Crowson: The Quiet, Contemplative Holiday


Tucked between the season of ghostly screams and the season of 20-megaton "Ho Ho Ho's" is the quiet, contemplative holiday: Thanksgiving.

Except for maybe the food industry, our commercial culture has not really devised too many ways to crass up this season. Thanksgiving lights don't adorn our homes like the orange Halloween strands and the glaring Las Vegas lights of Christmas. A few corn stalks, maybe a wreath of fall leaves and some left-over pumpkins are about all we can come up with for Thanksgiving.

There are tons of horror movies for October viewing, and the plethora of Christmas movies are already starting to bombard us here in mid-November.
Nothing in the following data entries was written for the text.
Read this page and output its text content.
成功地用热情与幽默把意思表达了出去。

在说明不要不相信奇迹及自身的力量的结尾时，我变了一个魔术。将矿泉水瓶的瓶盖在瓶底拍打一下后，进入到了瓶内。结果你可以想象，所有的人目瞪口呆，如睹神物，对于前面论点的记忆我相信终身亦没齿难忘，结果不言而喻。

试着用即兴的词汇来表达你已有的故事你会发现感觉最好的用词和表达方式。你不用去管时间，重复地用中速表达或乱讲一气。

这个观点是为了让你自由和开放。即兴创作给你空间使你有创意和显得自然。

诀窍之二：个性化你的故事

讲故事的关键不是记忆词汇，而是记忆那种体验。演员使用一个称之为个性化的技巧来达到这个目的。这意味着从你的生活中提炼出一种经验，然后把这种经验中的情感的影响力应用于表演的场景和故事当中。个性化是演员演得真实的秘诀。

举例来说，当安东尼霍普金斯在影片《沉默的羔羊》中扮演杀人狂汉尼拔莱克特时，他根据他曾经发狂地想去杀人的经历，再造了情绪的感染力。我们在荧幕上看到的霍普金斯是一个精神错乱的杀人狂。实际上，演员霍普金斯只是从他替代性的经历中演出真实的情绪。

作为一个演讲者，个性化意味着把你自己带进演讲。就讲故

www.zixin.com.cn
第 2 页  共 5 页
I can't think of too many Thanksgiving movies, though. In fact, to give my age away, the only Thanksgiving movie I can easily bring to mind is Alice's Restaurant.

There's no "Monster Mash" or "Jingle Bells" for this time of year, either. Most of us know the first couple of lines of "Over the River and Through the Woods," but that's about it.

So the unassuming, Thanksgiving holiday inconspicuously takes its seat at our tables. All it really asks of us is that we gather with family and friends, share a meal and, oh, yes, take a few moments to feel gratitude. I find it surprisingly easily to come up with a pretty long list of people and things I'm grateful for.

And on that list is this season itself. I'm grateful for a slow-down moment, a more-or-less unadorned day dedicated to Thanksgiving.